In the case of fashion design, the musician is the connection that helps fans to develop an admiration for the labels because of their affection for the artist.
“Having a celebrity helps the consumer identify more with the brand,” Walker added. This was the case last year when R&B icon Beyoncé was the face of the H&M retail campaign. The imagery works both ways, however, and the musicians often improve their own reputation and appearance through their affiliation with the international runway designers, Walker said. “A big part of a celebrity is how they look and how they present themselves,” she said.
This is true for new celebrities who may need the clothing line and brand to create their own identity, and the established ones who want their style to somehow be incorporated into that clothing line or fashion campaign, Walker said.
“If their style is such an important factor of how they are branded, it’s easy to tie them into the fashion and have the celebrity as the brand ambassador, because they both correlate,” Walker added.
Taylor said the collaboration of music and fashion can exist in a variety of ways – everything from partnering a great fashion brand with an independent artist or pairing an established artist with a new fashion line.
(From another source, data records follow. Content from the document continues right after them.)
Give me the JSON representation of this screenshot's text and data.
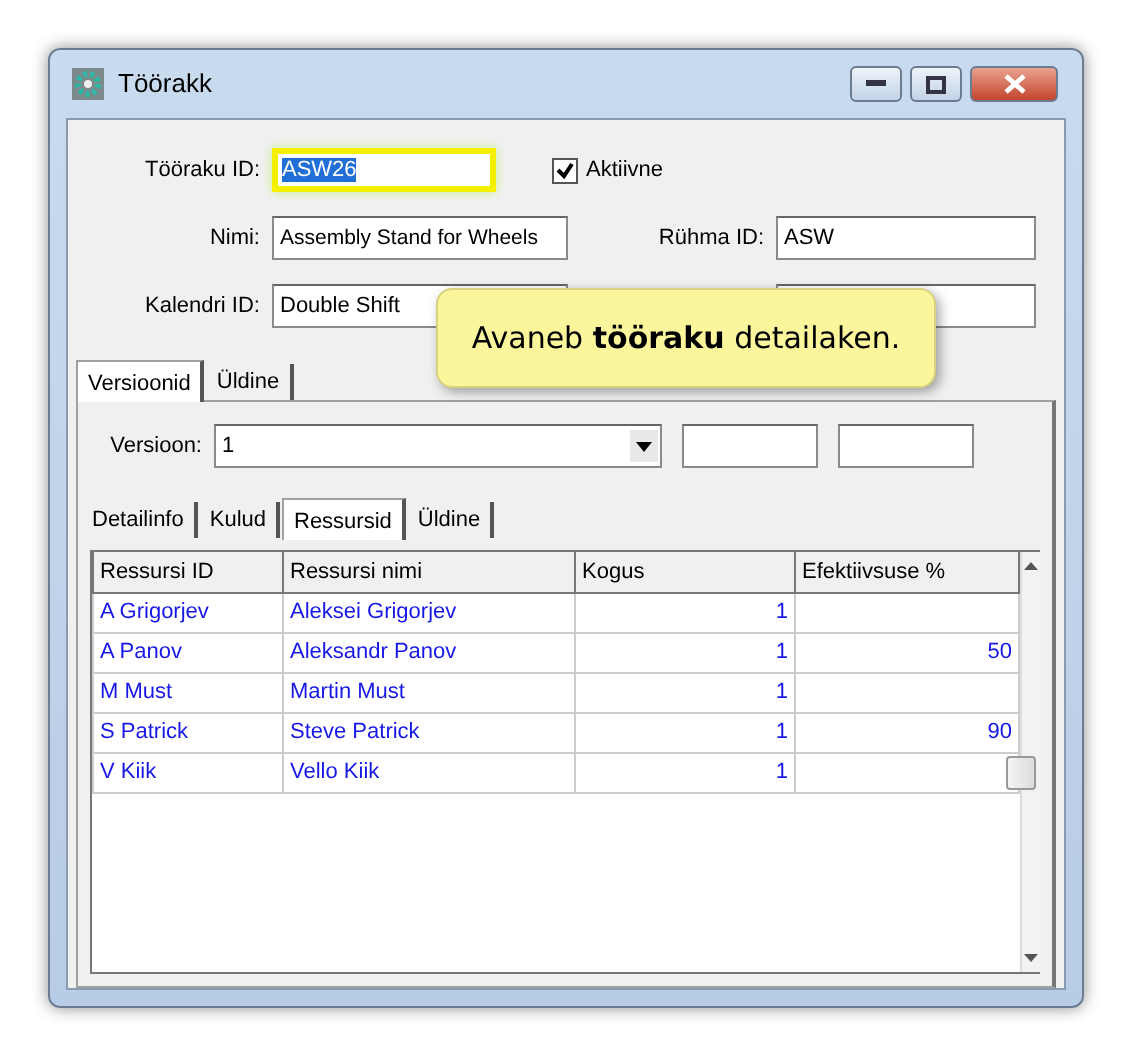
{
  "window": {
    "title": "Töörakk"
  },
  "fields": {
    "id": {
      "label": "Tööraku ID:",
      "value": "ASW26",
      "focused": true
    },
    "active": {
      "label": "Aktiivne",
      "checked": true
    },
    "name": {
      "label": "Nimi:",
      "value": "Assembly Stand for Wheels"
    },
    "group": {
      "label": "Rühma ID:",
      "value": "ASW"
    },
    "calendar": {
      "label": "Kalendri ID:",
      "value": "Double Shift"
    }
  },
  "tabs": [
    {
      "label": "Versioonid",
      "selected": true
    },
    {
      "label": "Üldine",
      "selected": false
    }
  ],
  "version": {
    "label": "Versioon:",
    "value": "1"
  },
  "subtabs": [
    {
      "label": "Detailinfo",
      "selected": false
    },
    {
      "label": "Kulud",
      "selected": false
    },
    {
      "label": "Ressursid",
      "selected": true
    },
    {
      "label": "Üldine",
      "selected": false
    }
  ],
  "table": {
    "columns": [
      "Ressursi ID",
      "Ressursi nimi",
      "Kogus",
      "Efektiivsuse %"
    ],
    "rows": [
      [
        "A Grigorjev",
        "Aleksei Grigorjev",
        "1",
        ""
      ],
      [
        "A Panov",
        "Aleksandr Panov",
        "1",
        "50"
      ],
      [
        "M Must",
        "Martin Must",
        "1",
        ""
      ],
      [
        "S Patrick",
        "Steve Patrick",
        "1",
        "90"
      ],
      [
        "V Kiik",
        "Vello Kiik",
        "1",
        ""
      ]
    ]
  },
  "callout": {
    "text": "Avaneb **tööraku** detailaken."
  }
}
It can also involve music icons like Madonna lending her name to a small, fledgling fashion designer to boost the line’s image, or partnering blockbusters like Calvin Klein with Justin Bieber.
“Ten to 15 years ago, a lot of artists wouldn’t touch a commercial with a 10-foot pole – a lot of them thought it was considered selling out to place their music in an ad,” Taylor explained. “Today, they can’t get into the ad agencies fast enough because they see how much money the brand campaigns can make and how pairing music with a product can enhance their careers, put them in front of more people, and gain new fans.”
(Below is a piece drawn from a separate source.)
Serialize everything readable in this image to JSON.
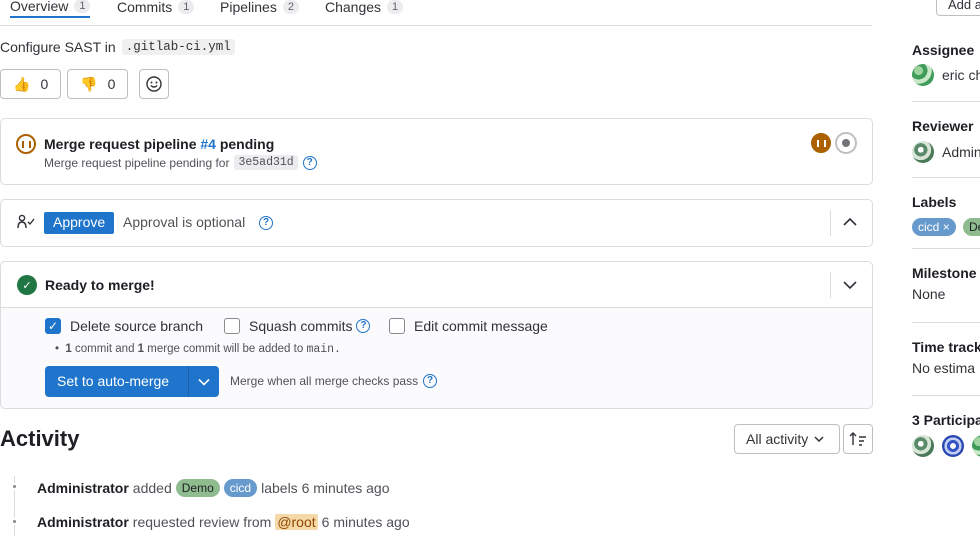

Taylor recalled Led Zeppelin as one of the first to capitalize on product branding when the trend picked up speed in recent years. The legendary British heavy metal band’s song “Rock and Roll” made advertising history in 2002 when it was heard as the theme song behind the “Breakthrough” ad campaign for Cadillac. The luxury car company’s sales soared because of it, and Led Zeppelin was introduced to a new generation,” she explained. Ross agreed that celebrities and musicians have jumped on the product branding bandwagon in recent years as the trend has become more popular.
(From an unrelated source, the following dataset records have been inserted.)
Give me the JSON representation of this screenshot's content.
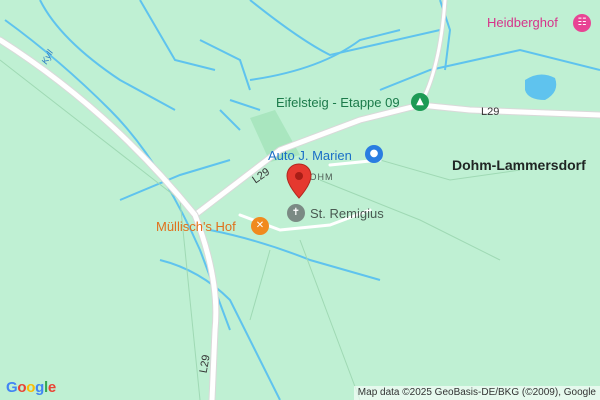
{
  "map": {
    "places": {
      "heidberghof": "Heidberghof",
      "eifelsteig": "Eifelsteig - Etappe 09",
      "auto_marien": "Auto J. Marien",
      "dohm_lammersdorf": "Dohm-Lammersdorf",
      "dohm": "DOHM",
      "st_remigius": "St. Remigius",
      "muellischs_hof": "Müllisch's Hof"
    },
    "roads": {
      "l29_east": "L29",
      "l29_west": "L29",
      "l29_south": "L29"
    },
    "river": "Kyll",
    "attribution": "Map data ©2025 GeoBasis-DE/BKG (©2009), Google",
    "logo": [
      "G",
      "o",
      "o",
      "g",
      "l",
      "e"
    ],
    "icons": {
      "hotel": "bed-icon",
      "hiking": "hiking-icon",
      "shopping": "shopping-bag-icon",
      "church": "cross-icon",
      "restaurant": "fork-knife-icon",
      "pin": "location-pin-icon"
    },
    "colors": {
      "land": "#bff0d3",
      "water": "#5fc3ee",
      "road": "#ffffff",
      "pin": "#e5392f",
      "pink": "#e84494",
      "green": "#1d9a55",
      "blue": "#2a7de1",
      "orange": "#f08a1e",
      "gray": "#7b8a84"
    }
  }
}
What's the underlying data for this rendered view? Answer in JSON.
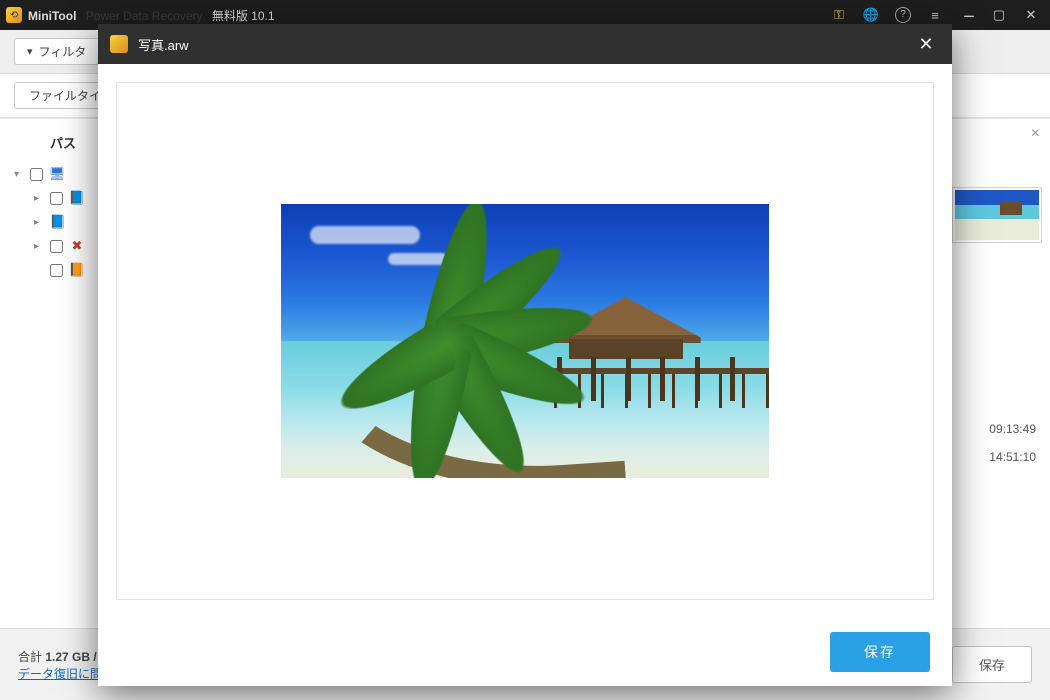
{
  "window": {
    "app_name": "MiniTool",
    "title_suffix": "無料版 10.1"
  },
  "toolbar": {
    "filter_label": "フィルタ"
  },
  "category_tabs": {
    "file_type": "ファイルタイプ"
  },
  "tree": {
    "header": "パス"
  },
  "detail": {
    "times": [
      "09:13:49",
      "14:51:10"
    ]
  },
  "status": {
    "total_prefix": "合計",
    "total_size": "1.27 GB /",
    "link": "データ復旧に問題"
  },
  "buttons": {
    "save_outline": "保存",
    "save_primary": "保存"
  },
  "modal": {
    "title": "写真.arw"
  }
}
“The fashion brands realize that a lot of their target base is plugged into the music industry and artists, so it’s a strong collaboration for both,” Ross said. All that branding can mean a big payday for both parties, she noted. “The brand carefully researches who they’re target audience is, and the artist also researches the brand, so it’s a good fit for them and they are comfortable being a spokesman for the brand,” Ross said. “It’s very much a strong marketing campaign and I see it increasing in the future,” she added.